I know. What about the beading? Or even knitting or spinning?
Not quite yet, I'm afraid.
So unless you're incredibly lucky, the dimensions of your floor and the size and number of tiles and the width of your grout lines mean that you have to cut some tiles if you intend to cover the entire floor with tiles. (I don't know, perhaps your aesthetic has its own dictates).
And in order to cut tiles, you need a tile saw. And if your tiles are on the larger side (say sixteen inches square), you need a great big heavy tile saw requiring two brawny young men at your favourite big box hardware store to get it into your car. (There were false starts. These guys did not have Amy's getting-things-into-tight-spaces skills. Or even mine).

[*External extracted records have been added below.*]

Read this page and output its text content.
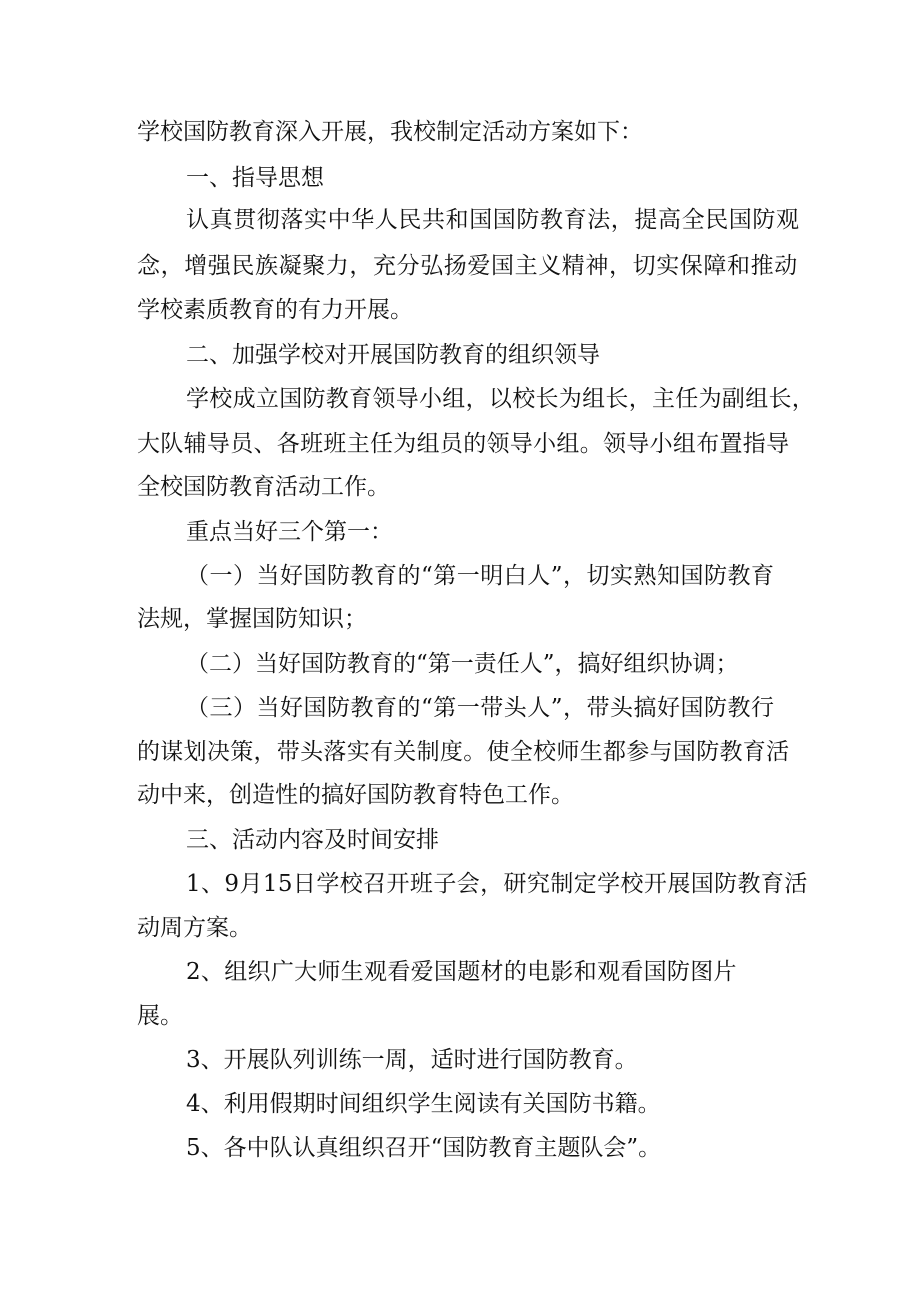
学校国防教育深入开展，我校制定活动方案如下：
一、指导思想
认真贯彻落实中华人民共和国国防教育法，提高全民国防观
念，增强民族凝聚力，充分弘扬爱国主义精神，切实保障和推动
学校素质教育的有力开展。
二、加强学校对开展国防教育的组织领导
学校成立国防教育领导小组，以校长为组长，主任为副组长，
大队辅导员、各班班主任为组员的领导小组。领导小组布置指导
全校国防教育活动工作。
重点当好三个第一：
（一）当好国防教育的“第一明白人”，切实熟知国防教育
法规，掌握国防知识；
（二）当好国防教育的“第一责任人”，搞好组织协调；
（三）当好国防教育的“第一带头人”，带头搞好国防教行
的谋划决策，带头落实有关制度。使全校师生都参与国防教育活
动中来，创造性的搞好国防教育特色工作。
三、活动内容及时间安排
1、9月15日学校召开班子会，研究制定学校开展国防教育活
动周方案。
2、组织广大师生观看爱国题材的电影和观看国防图片
展。
3、开展队列训练一周，适时进行国防教育。
4、利用假期时间组织学生阅读有关国防书籍。
5、各中队认真组织召开“国防教育主题队会”。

(I should add that as I was packing and cleaning it up to return - it was a rental - I discovered that the blade hood was raised, which you can see in the picture above. I suspect that if it had been lowered, this may not have been quite such a personally messy business).
Given that I was tiling a rectangular room, and that many of the pieces I was cutting were of similar sizes, I labelled them all, like the grids in those map books you used to buy before Google maps. You know, you'd look for a street in the index, and it would say "Page 5, G17". So my tiles were labeled L6↑ or C1↓ - the arrows pointed towards the garage because (and I learned this on YouTube) each tile has an arrow underneath in case you need to match the patterns. My tiles are slightly random abstract faux-stone patterns, and I got tired of trying to sort-of-alternate them, so eventually I just went with the MRD (manufacturer recommended direction).
This is my Pile o'Tiles partway through a cutting session which lasted as long as the water in one bucket and two basins (used to refill the bucket).
My hair (well, actually, most of me) by this time (I'm about to pack up) is crusted with fine pale terracotta tile dust (most effective hair product ever), I can barely see through the protective eyewear despite the repeated wipings-off, my hands are thoroughly water-logged (the gloves are for protection and padding rather than water-proofing), and my handy dyer's apron sadly could not prevent the water that sprayed on my face from dripping down my neck inside the apron though it did avoid the whole wetting of the pants thing.
I'd read that you can't cut small amounts because of chipping, but I was even able to shave off less than a quarter inch when I grossly mismeasured. There were a couple of strips with widths less than two inches, so I cut them into small rectangles (randomly, I measured nothing) for cabochons. Too bad the tiles are so neutral. Good for floor, less so for jewellery.
I was most worried about the ares around the registers, as the concrete is slightly raised at the openings and I was concerned about stress on the tiles. It turned out that it was easier to cut rectangles than L-shaped pieces, so even though the tiles around the registers may not form overall perfectly flat surfaces, each tile is on a fairly flat piece of concrete (with a thick layer of thin-set underneath). I think it'll be OK.
In spite of the fact that this project has taken me at least twice as long as I'd imagined, and in spite of the fact that I really had no freaking idea of what I was doing (and I knew it!) when I started, and in spite of the fact that I'm not quite done yet, and in spite (or perhaps because) of the fact that I'll probably never do this again EVER, I'm remarkably impressed with myself and overall pretty pleased with the way it's turning out.
I'm ready for something a little less physical though.